Posted on:1999-01-11Degree:Ph.DType:Dissertation
University:Stanford UniversityCandidate:Sepinwall, Alyssa Rachel GoldsteinFull Text:PDF
GTID:1465390014472200Subject:Biography
Abstract/Summary:
The abbe Henri Gregoire--priest, revolutionary, abolitionist, and scholar--has been creating controversy around the world for over two hundred years. This dissertation examines Gregoire--and debates about him--as a way of shedding light on the origins of the French Revolution, its course and radicalization, and its global legacy. It focuses on his vision for "regenerating" (remaking or improving) oppressed groups and the ways in which members of these groups responded to Gregoire's plans.;The first section investigates the origins of Gregoire's notion of regeneration in order to trace some of the intellectual inspirations of the Revolution.
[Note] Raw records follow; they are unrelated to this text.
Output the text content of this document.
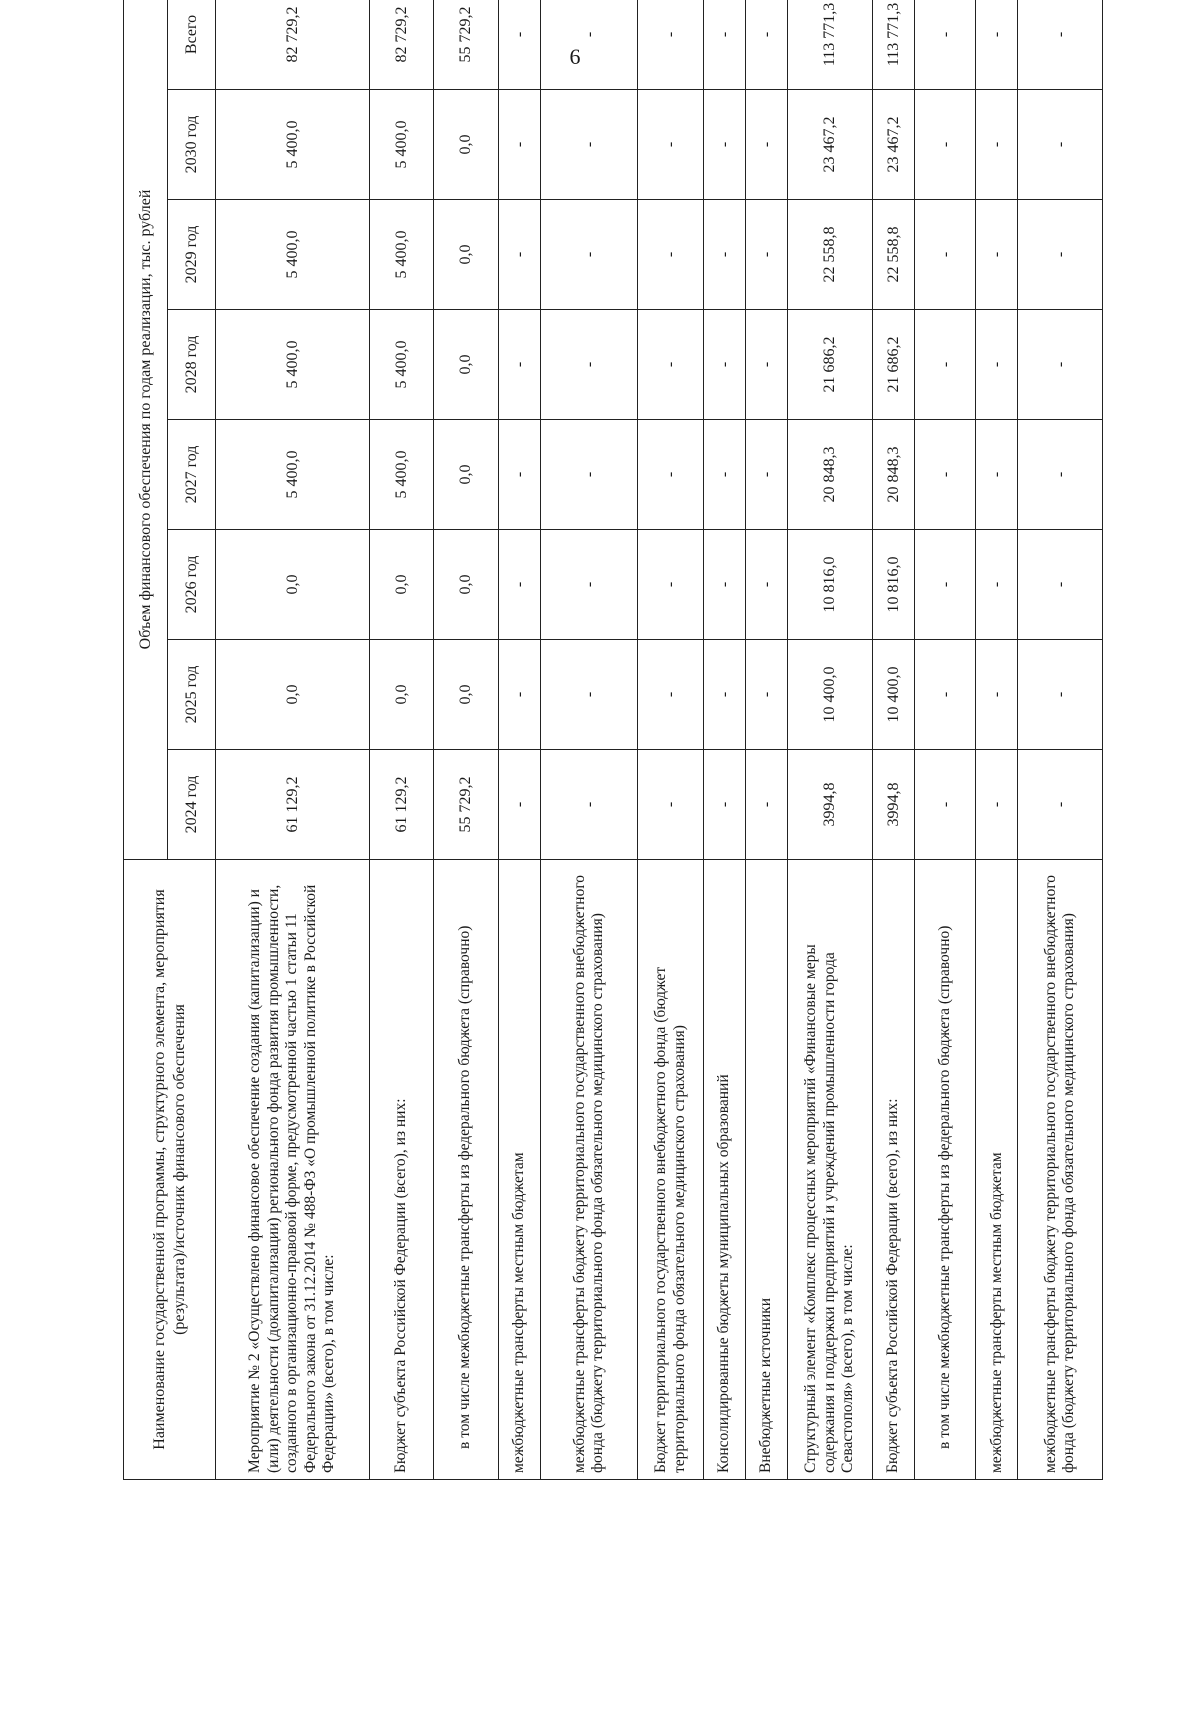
6
Наименование государственной программы, структурного элемента, мероприятия (результата)/источник финансового обеспечения	Объем финансового обеспечения по годам реализации, тыс. рублей							
	2024 год	2025 год	2026 год	2027 год	2028 год	2029 год	2030 год	Всего
Мероприятие № 2 «Осуществлено финансовое обеспечение создания (капитализации) и (или) деятельности (докапитализации) регионального фонда развития промышленности, созданного в организационно-правовой форме, предусмотренной частью 1 статьи 11 Федерального закона от 31.12.2014 № 488-ФЗ «О промышленной политике в Российской Федерации» (всего), в том числе:	61 129,2	0,0	0,0	5 400,0	5 400,0	5 400,0	5 400,0	82 729,2
Бюджет субъекта Российской Федерации (всего), из них:	61 129,2	0,0	0,0	5 400,0	5 400,0	5 400,0	5 400,0	82 729,2
в том числе межбюджетные трансферты из федерального бюджета (справочно)	55 729,2	0,0	0,0	0,0	0,0	0,0	0,0	55 729,2
межбюджетные трансферты местным бюджетам	-	-	-	-	-	-	-	-
межбюджетные трансферты бюджету территориального государственного внебюджетного фонда (бюджету территориального фонда обязательного медицинского страхования)	-	-	-	-	-	-	-	-
Бюджет территориального государственного внебюджетного фонда (бюджет территориального фонда обязательного медицинского страхования)	-	-	-	-	-	-	-	-
Консолидированные бюджеты муниципальных образований	-	-	-	-	-	-	-	-
Внебюджетные источники	-	-	-	-	-	-	-	-
Структурный элемент «Комплекс процессных мероприятий «Финансовые меры содержания и поддержки предприятий и учреждений промышленности города Севастополя» (всего), в том числе:	3994,8	10 400,0	10 816,0	20 848,3	21 686,2	22 558,8	23 467,2	113 771,3
Бюджет субъекта Российской Федерации (всего), из них:	3994,8	10 400,0	10 816,0	20 848,3	21 686,2	22 558,8	23 467,2	113 771,3
в том числе межбюджетные трансферты из федерального бюджета (справочно)	-	-	-	-	-	-	-	-
межбюджетные трансферты местным бюджетам	-	-	-	-	-	-	-	-
межбюджетные трансферты бюджету территориального государственного внебюджетного фонда (бюджету территориального фонда обязательного медицинского страхования)	-	-	-	-	-	-	-	-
It looks at the multiplicity of Gregoire's prerevolutionary intellectual affinities, focusing particularly on the nexus between Enlightenment and religion and on Gregoire's efforts to remake peasants and the Church. It also looks at the paradoxes of Gregoire's call for "regenerating" Jews; he simultaneously defended and criticized them.;The next section examines Gregoire's participation in the French Revolution. Though the Revolution and Christianity are generally considered opposing forces, Gregoire reminds us that they could initially be seen as perfectly compatible. This section also illustrates the contradictions of revolutionary universalism (especially in regard to slaves, Jews, women, and dialect-speakers) and traces the transformation of "regeneration" from a discourse of unity to one of division. Finally, it considers Gregoire's efforts to create a sort of "cultural revolution.";The final section examines the legacy of republicanism in the wake of the Terror, and the links between the Revolution and colonialism. It begins by analyzing the efforts of Gregoire and various colleagues to preserve republicanism through a new social science, a reconstructed Church, and a reconceived empire. This section also complicates Gregoire's reputation as a "liberator" of the oppressed, by focusing on his relationship with Haitian leaders in the early nineteenth century and on his writings on "reviled" peoples from the Americas to India. It concludes that Gregoire's universalism was more complicated than it appeared. His discussions of marginalized peoples gave them tools for empowering themselves, but also suggested that they needed to abandon their cultural particularities--and to become Catholic--in order to be regenerated.